I chose C++ because the Mosaic lends itself to OO design, particularly with my picture in a picture in a picture in a picture idea.... Also, I need some speed, so C++ suited nicely. Now, the real challenge was making this work in real-time. Generating a static image is easy, and doesn't require a elegant solution.

I finally produced an algorithm that could create a 1024 x 768 mosaic in real-time (approximately 20 fps). The bottleneck was in the sub-image selection - I use a minimum of 2000 frames, and have to find the closest match to every pixel. I ended up writing an extension of the traditional binary search algorithm, modified to sort based on RGB color and include a tolerance range. Simple put, sorting based on average color is difficult, so the binary search converges on a range of images by comparing the sum of the pictures RGB values. Then a more complex formula is applied to the closest matching set, and the closest image selected. For those Computer Scientists out there, it is O(logn + N), when 0 <= N <= 16 and n is the number of elements to sort. This algorithm results in a good trade-off between running time and the quality of the matches.

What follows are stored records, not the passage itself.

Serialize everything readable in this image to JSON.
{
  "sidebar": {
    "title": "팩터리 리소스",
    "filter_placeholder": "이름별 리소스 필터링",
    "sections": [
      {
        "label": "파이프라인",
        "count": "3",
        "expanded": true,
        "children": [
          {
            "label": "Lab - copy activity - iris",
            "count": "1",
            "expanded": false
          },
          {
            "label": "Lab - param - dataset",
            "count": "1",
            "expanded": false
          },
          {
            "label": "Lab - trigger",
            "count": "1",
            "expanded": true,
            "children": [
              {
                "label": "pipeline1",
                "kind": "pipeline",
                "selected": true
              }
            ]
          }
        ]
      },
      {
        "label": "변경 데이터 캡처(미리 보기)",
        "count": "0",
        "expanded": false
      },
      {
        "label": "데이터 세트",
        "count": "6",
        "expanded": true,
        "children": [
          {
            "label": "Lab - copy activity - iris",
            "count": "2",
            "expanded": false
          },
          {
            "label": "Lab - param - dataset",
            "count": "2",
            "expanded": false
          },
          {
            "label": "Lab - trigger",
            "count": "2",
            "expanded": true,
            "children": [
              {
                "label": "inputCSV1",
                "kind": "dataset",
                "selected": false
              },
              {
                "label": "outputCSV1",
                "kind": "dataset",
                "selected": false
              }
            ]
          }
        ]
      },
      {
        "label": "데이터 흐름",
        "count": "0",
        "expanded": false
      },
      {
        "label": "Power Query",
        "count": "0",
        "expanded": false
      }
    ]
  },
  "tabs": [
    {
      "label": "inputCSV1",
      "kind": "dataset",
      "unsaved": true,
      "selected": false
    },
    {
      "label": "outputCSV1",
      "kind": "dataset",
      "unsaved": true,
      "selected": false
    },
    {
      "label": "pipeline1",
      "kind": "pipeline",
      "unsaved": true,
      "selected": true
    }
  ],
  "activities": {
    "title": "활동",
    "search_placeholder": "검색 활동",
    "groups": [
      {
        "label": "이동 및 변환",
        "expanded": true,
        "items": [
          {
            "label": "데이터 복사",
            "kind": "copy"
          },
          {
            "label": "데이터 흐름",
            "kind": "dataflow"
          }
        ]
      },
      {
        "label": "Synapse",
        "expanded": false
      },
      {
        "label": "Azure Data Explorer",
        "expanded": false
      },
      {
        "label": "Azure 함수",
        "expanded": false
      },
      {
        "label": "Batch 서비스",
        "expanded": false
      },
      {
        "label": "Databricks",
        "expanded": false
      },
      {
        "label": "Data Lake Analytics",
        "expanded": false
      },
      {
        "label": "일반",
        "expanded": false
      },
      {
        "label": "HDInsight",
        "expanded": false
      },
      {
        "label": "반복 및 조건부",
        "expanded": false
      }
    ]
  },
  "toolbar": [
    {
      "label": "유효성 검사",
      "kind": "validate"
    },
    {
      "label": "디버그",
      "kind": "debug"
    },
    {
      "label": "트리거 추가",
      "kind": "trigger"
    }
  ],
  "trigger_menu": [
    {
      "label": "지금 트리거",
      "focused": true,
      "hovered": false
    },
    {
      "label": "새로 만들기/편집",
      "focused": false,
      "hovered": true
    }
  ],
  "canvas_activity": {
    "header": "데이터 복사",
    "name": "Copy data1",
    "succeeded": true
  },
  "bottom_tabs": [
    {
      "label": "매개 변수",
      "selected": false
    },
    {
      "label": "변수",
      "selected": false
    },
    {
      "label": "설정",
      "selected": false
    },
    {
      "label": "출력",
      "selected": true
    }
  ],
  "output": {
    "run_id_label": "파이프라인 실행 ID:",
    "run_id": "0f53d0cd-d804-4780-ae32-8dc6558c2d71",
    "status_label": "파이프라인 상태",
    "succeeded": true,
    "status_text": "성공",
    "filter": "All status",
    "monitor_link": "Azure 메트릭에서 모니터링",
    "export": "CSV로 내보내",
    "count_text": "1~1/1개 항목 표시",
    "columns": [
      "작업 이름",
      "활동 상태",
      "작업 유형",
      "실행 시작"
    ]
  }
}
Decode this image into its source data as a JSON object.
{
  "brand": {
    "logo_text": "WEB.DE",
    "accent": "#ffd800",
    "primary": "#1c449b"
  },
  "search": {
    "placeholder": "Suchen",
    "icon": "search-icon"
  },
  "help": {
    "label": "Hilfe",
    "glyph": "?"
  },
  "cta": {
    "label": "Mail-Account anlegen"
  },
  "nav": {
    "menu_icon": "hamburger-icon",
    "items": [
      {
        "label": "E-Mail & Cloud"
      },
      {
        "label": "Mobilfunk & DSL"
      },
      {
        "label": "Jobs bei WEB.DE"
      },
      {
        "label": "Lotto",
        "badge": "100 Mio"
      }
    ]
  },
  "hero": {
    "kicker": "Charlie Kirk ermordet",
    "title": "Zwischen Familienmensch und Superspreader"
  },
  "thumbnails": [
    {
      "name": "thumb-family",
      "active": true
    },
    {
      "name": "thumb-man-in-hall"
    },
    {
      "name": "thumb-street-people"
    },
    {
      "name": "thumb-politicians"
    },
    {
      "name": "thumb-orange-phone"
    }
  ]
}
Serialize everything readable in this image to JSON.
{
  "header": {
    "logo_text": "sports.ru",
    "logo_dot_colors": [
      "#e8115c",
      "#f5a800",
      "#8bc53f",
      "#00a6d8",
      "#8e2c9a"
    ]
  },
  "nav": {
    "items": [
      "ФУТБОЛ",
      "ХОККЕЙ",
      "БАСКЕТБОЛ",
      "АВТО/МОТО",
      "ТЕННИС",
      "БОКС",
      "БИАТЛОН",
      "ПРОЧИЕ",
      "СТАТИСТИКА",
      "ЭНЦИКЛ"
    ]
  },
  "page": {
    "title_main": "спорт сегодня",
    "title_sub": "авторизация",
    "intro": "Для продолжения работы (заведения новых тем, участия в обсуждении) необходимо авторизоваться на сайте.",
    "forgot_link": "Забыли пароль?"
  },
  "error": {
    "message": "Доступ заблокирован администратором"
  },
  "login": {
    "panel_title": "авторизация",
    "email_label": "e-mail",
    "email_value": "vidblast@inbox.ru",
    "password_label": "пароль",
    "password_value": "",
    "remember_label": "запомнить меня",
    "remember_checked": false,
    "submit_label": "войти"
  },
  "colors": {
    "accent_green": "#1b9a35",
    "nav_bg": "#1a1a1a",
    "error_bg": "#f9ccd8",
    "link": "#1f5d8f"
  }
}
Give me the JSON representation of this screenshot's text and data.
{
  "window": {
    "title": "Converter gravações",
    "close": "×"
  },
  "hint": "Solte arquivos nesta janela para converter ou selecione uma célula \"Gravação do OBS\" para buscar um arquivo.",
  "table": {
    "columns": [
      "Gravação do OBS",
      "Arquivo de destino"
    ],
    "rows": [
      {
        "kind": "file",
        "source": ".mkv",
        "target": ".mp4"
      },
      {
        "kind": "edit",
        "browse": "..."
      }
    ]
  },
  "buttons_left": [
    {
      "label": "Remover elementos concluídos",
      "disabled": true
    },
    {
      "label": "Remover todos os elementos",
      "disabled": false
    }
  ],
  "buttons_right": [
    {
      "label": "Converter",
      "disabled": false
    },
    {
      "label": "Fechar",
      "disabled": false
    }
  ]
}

The result of all this is RTMosaic. I have included some frames from the file Madagascar as the basis, and a webcam pointed at myself. One of the cool features is the 'infinite complexity' in the final image. These frames were grabbed in real-time from the Mosaic, progressively zooming into my mouth. Remember, everything is in real-time! ;)

Note: These images have not been touched up at all. They are real screen-shots.